The backdrops for your activities are 18 canyons formed by glacial meltwater and stream erosion. They slice dramatically through tree-covered, sandstone bluffs for four miles at Starved Rock State Park, which is located along the south side of the Illinois River, one mile south of Utica and midway between the cities of LaSalle-Peru and Ottawa. The park is best known for its fascinating rock formations, primarily St. Peter sandstone, laid down in a huge shallow inland sea more than 425 million years ago and later brought to the surface. During early spring, when the end of winter thaw is occurring and rains are frequent, sparkling waterfalls are found at the heads of all 18 canyons, and vertical walls of moss-covered stone create a setting of natural geologic beauty uncommon in Illinois. The Annual Wildflower Pilgrimage in May is another good reason for a spring visit to the park.

Mississippi Palisades State Park

(Savanna, IL)
Phone: 815-273-2731
The Native American pathfinders along the rock palisades of the Mississippi River did as present-day hikers do – in coursing the bluffs, they took the paths of least resistance. The trails at the Mississippi Palisades, especially the park’s southern routes, put you in touch with the past.

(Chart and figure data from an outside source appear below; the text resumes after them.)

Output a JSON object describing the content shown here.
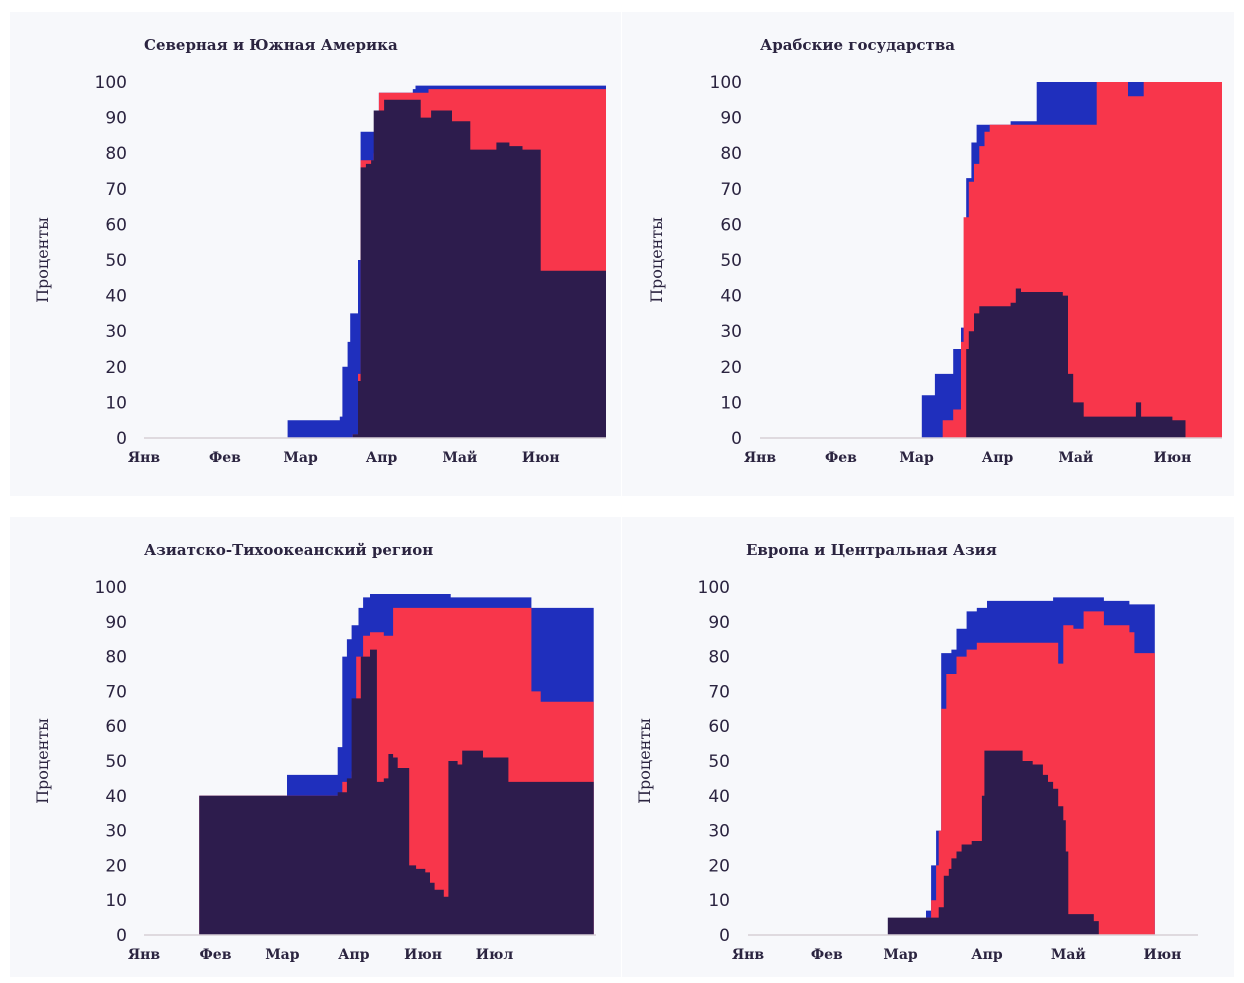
{
  "colors": {
    "dark": "#2d1c4d",
    "red": "#f8364b",
    "blue": "#1f2fbd",
    "axis": "#d7cfd6",
    "text": "#2b2440"
  },
  "chart_data": [
    {
      "type": "area",
      "title": "Северная и Южная Америка",
      "ylabel": "Проценты",
      "ylim": [
        0,
        100
      ],
      "yticks": [
        "0",
        "10",
        "20",
        "30",
        "40",
        "50",
        "60",
        "70",
        "80",
        "90",
        "100"
      ],
      "xlim": [
        0,
        177
      ],
      "xticks": [
        {
          "label": "Янв",
          "x": 0
        },
        {
          "label": "Фев",
          "x": 31
        },
        {
          "label": "Мар",
          "x": 60
        },
        {
          "label": "Апр",
          "x": 91
        },
        {
          "label": "Май",
          "x": 121
        },
        {
          "label": "Июн",
          "x": 152
        }
      ],
      "series": [
        {
          "color": "dark",
          "points": [
            [
              0,
              0
            ],
            [
              78,
              0
            ],
            [
              80,
              1
            ],
            [
              81,
              1
            ],
            [
              82,
              16
            ],
            [
              83,
              76
            ],
            [
              85,
              77
            ],
            [
              87,
              78
            ],
            [
              88,
              92
            ],
            [
              92,
              95
            ],
            [
              104,
              95
            ],
            [
              106,
              90
            ],
            [
              110,
              92
            ],
            [
              116,
              92
            ],
            [
              118,
              89
            ],
            [
              125,
              81
            ],
            [
              133,
              81
            ],
            [
              135,
              83
            ],
            [
              140,
              82
            ],
            [
              145,
              81
            ],
            [
              150,
              81
            ],
            [
              152,
              47
            ],
            [
              177,
              47
            ]
          ]
        },
        {
          "color": "red",
          "points": [
            [
              0,
              0
            ],
            [
              78,
              0
            ],
            [
              80,
              1
            ],
            [
              81,
              1
            ],
            [
              82,
              18
            ],
            [
              83,
              78
            ],
            [
              88,
              80
            ],
            [
              89,
              90
            ],
            [
              90,
              97
            ],
            [
              106,
              97
            ],
            [
              109,
              98
            ],
            [
              177,
              98
            ]
          ]
        },
        {
          "color": "blue",
          "points": [
            [
              0,
              0
            ],
            [
              54,
              0
            ],
            [
              55,
              5
            ],
            [
              72,
              5
            ],
            [
              75,
              6
            ],
            [
              76,
              20
            ],
            [
              78,
              27
            ],
            [
              79,
              35
            ],
            [
              82,
              50
            ],
            [
              83,
              86
            ],
            [
              88,
              86
            ],
            [
              89,
              90
            ],
            [
              90,
              97
            ],
            [
              103,
              98
            ],
            [
              104,
              99
            ],
            [
              177,
              99
            ]
          ]
        }
      ]
    },
    {
      "type": "area",
      "title": "Арабские государства",
      "ylabel": "Проценты",
      "ylim": [
        0,
        100
      ],
      "yticks": [
        "0",
        "10",
        "20",
        "30",
        "40",
        "50",
        "60",
        "70",
        "80",
        "90",
        "100"
      ],
      "xlim": [
        0,
        177
      ],
      "xticks": [
        {
          "label": "Янв",
          "x": 0
        },
        {
          "label": "Фев",
          "x": 31
        },
        {
          "label": "Мар",
          "x": 60
        },
        {
          "label": "Апр",
          "x": 91
        },
        {
          "label": "Май",
          "x": 121
        },
        {
          "label": "Июн",
          "x": 158
        }
      ],
      "series": [
        {
          "color": "dark",
          "points": [
            [
              0,
              0
            ],
            [
              78,
              0
            ],
            [
              79,
              25
            ],
            [
              80,
              30
            ],
            [
              82,
              35
            ],
            [
              84,
              37
            ],
            [
              96,
              38
            ],
            [
              98,
              42
            ],
            [
              100,
              41
            ],
            [
              116,
              40
            ],
            [
              118,
              18
            ],
            [
              120,
              10
            ],
            [
              124,
              6
            ],
            [
              141,
              6
            ],
            [
              144,
              10
            ],
            [
              146,
              6
            ],
            [
              158,
              5
            ],
            [
              163,
              0
            ],
            [
              177,
              0
            ]
          ]
        },
        {
          "color": "red",
          "points": [
            [
              0,
              0
            ],
            [
              68,
              0
            ],
            [
              70,
              5
            ],
            [
              74,
              8
            ],
            [
              77,
              27
            ],
            [
              78,
              62
            ],
            [
              80,
              72
            ],
            [
              82,
              77
            ],
            [
              84,
              82
            ],
            [
              86,
              86
            ],
            [
              88,
              88
            ],
            [
              128,
              88
            ],
            [
              129,
              100
            ],
            [
              140,
              100
            ],
            [
              141,
              96
            ],
            [
              146,
              96
            ],
            [
              147,
              100
            ],
            [
              177,
              100
            ]
          ]
        },
        {
          "color": "blue",
          "points": [
            [
              0,
              0
            ],
            [
              61,
              0
            ],
            [
              62,
              12
            ],
            [
              66,
              12
            ],
            [
              67,
              18
            ],
            [
              72,
              18
            ],
            [
              74,
              25
            ],
            [
              77,
              31
            ],
            [
              79,
              73
            ],
            [
              81,
              83
            ],
            [
              83,
              88
            ],
            [
              94,
              88
            ],
            [
              96,
              89
            ],
            [
              105,
              89
            ],
            [
              106,
              100
            ],
            [
              177,
              100
            ]
          ]
        }
      ]
    },
    {
      "type": "area",
      "title": "Азиатско-Тихоокеанский регион",
      "ylabel": "Проценты",
      "ylim": [
        0,
        100
      ],
      "yticks": [
        "0",
        "10",
        "20",
        "30",
        "40",
        "50",
        "60",
        "70",
        "80",
        "90",
        "100"
      ],
      "xlim": [
        0,
        196
      ],
      "xticks": [
        {
          "label": "Янв",
          "x": 0
        },
        {
          "label": "Фев",
          "x": 31
        },
        {
          "label": "Мар",
          "x": 60
        },
        {
          "label": "Апр",
          "x": 91
        },
        {
          "label": "Июн",
          "x": 121
        },
        {
          "label": "Июл",
          "x": 152
        }
      ],
      "series": [
        {
          "color": "dark",
          "points": [
            [
              0,
              0
            ],
            [
              23,
              0
            ],
            [
              24,
              40
            ],
            [
              80,
              40
            ],
            [
              84,
              41
            ],
            [
              88,
              45
            ],
            [
              90,
              68
            ],
            [
              94,
              80
            ],
            [
              98,
              82
            ],
            [
              100,
              82
            ],
            [
              101,
              44
            ],
            [
              104,
              45
            ],
            [
              106,
              52
            ],
            [
              108,
              51
            ],
            [
              110,
              48
            ],
            [
              113,
              48
            ],
            [
              115,
              20
            ],
            [
              118,
              19
            ],
            [
              122,
              18
            ],
            [
              124,
              15
            ],
            [
              126,
              13
            ],
            [
              130,
              11
            ],
            [
              131,
              11
            ],
            [
              132,
              50
            ],
            [
              136,
              49
            ],
            [
              138,
              53
            ],
            [
              145,
              53
            ],
            [
              147,
              51
            ],
            [
              156,
              51
            ],
            [
              158,
              44
            ],
            [
              195,
              44
            ]
          ]
        },
        {
          "color": "red",
          "points": [
            [
              0,
              0
            ],
            [
              23,
              0
            ],
            [
              24,
              40
            ],
            [
              85,
              40
            ],
            [
              86,
              44
            ],
            [
              90,
              47
            ],
            [
              92,
              80
            ],
            [
              95,
              86
            ],
            [
              98,
              87
            ],
            [
              104,
              86
            ],
            [
              108,
              94
            ],
            [
              162,
              94
            ],
            [
              168,
              70
            ],
            [
              172,
              67
            ],
            [
              195,
              67
            ]
          ]
        },
        {
          "color": "blue",
          "points": [
            [
              0,
              0
            ],
            [
              23,
              0
            ],
            [
              24,
              40
            ],
            [
              60,
              40
            ],
            [
              62,
              46
            ],
            [
              66,
              46
            ],
            [
              83,
              46
            ],
            [
              84,
              54
            ],
            [
              86,
              80
            ],
            [
              88,
              85
            ],
            [
              90,
              89
            ],
            [
              93,
              94
            ],
            [
              95,
              97
            ],
            [
              98,
              98
            ],
            [
              123,
              98
            ],
            [
              133,
              97
            ],
            [
              168,
              94
            ],
            [
              195,
              94
            ]
          ]
        }
      ]
    },
    {
      "type": "area",
      "title": "Европа и Центральная Азия",
      "ylabel": "Проценты",
      "ylim": [
        0,
        100
      ],
      "yticks": [
        "0",
        "10",
        "20",
        "30",
        "40",
        "50",
        "60",
        "70",
        "80",
        "90",
        "100"
      ],
      "xlim": [
        0,
        177
      ],
      "xticks": [
        {
          "label": "Янв",
          "x": 0
        },
        {
          "label": "Фев",
          "x": 31
        },
        {
          "label": "Мар",
          "x": 60
        },
        {
          "label": "Апр",
          "x": 94
        },
        {
          "label": "Май",
          "x": 126
        },
        {
          "label": "Июн",
          "x": 163
        }
      ],
      "series": [
        {
          "color": "dark",
          "points": [
            [
              0,
              0
            ],
            [
              54,
              0
            ],
            [
              55,
              5
            ],
            [
              73,
              5
            ],
            [
              75,
              8
            ],
            [
              77,
              17
            ],
            [
              79,
              19
            ],
            [
              80,
              22
            ],
            [
              82,
              24
            ],
            [
              84,
              26
            ],
            [
              88,
              27
            ],
            [
              92,
              40
            ],
            [
              93,
              53
            ],
            [
              104,
              53
            ],
            [
              108,
              50
            ],
            [
              112,
              49
            ],
            [
              116,
              46
            ],
            [
              118,
              44
            ],
            [
              120,
              42
            ],
            [
              122,
              37
            ],
            [
              124,
              33
            ],
            [
              125,
              24
            ],
            [
              126,
              6
            ],
            [
              132,
              6
            ],
            [
              136,
              4
            ],
            [
              138,
              0
            ],
            [
              177,
              0
            ]
          ]
        },
        {
          "color": "red",
          "points": [
            [
              0,
              0
            ],
            [
              68,
              0
            ],
            [
              70,
              5
            ],
            [
              72,
              10
            ],
            [
              74,
              20
            ],
            [
              75,
              30
            ],
            [
              76,
              65
            ],
            [
              78,
              75
            ],
            [
              82,
              80
            ],
            [
              86,
              82
            ],
            [
              90,
              84
            ],
            [
              120,
              84
            ],
            [
              122,
              78
            ],
            [
              124,
              89
            ],
            [
              128,
              88
            ],
            [
              132,
              93
            ],
            [
              138,
              93
            ],
            [
              140,
              89
            ],
            [
              150,
              87
            ],
            [
              152,
              81
            ],
            [
              160,
              81
            ]
          ]
        },
        {
          "color": "blue",
          "points": [
            [
              0,
              0
            ],
            [
              66,
              0
            ],
            [
              70,
              7
            ],
            [
              72,
              20
            ],
            [
              74,
              30
            ],
            [
              76,
              81
            ],
            [
              80,
              82
            ],
            [
              82,
              88
            ],
            [
              86,
              93
            ],
            [
              90,
              94
            ],
            [
              94,
              96
            ],
            [
              100,
              96
            ],
            [
              116,
              96
            ],
            [
              120,
              97
            ],
            [
              135,
              97
            ],
            [
              140,
              96
            ],
            [
              150,
              95
            ],
            [
              152,
              95
            ],
            [
              160,
              95
            ]
          ]
        }
      ]
    }
  ]
}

Walk them and you’ll trace the footsteps of all those who came before you, some of whom came this way nearly a thousand years ago.

Located near the confluence of the Mississippi and Apple rivers in northwestern Illinois, the 2,500-acre Mississippi Palisades State Park is rich in American Indian history. Each spring and summer the valleys and slopes are dappled with the blooms of trillium, bluebell, lobelia, shooting star and yellow ladies’ slipper.

Animal life, within the park and the river areas immediately adjoining it, is varied. Waterfowl and shorebirds are numerous, as are wild turkeys. Striking pileated woodpeckers make their home in the park, and depending on ice conditions, eagles feed at the river in January and February. Because so many birds migrate along the river, their lyrical songs can be heard at the Mississippi Palisades each spring and fall.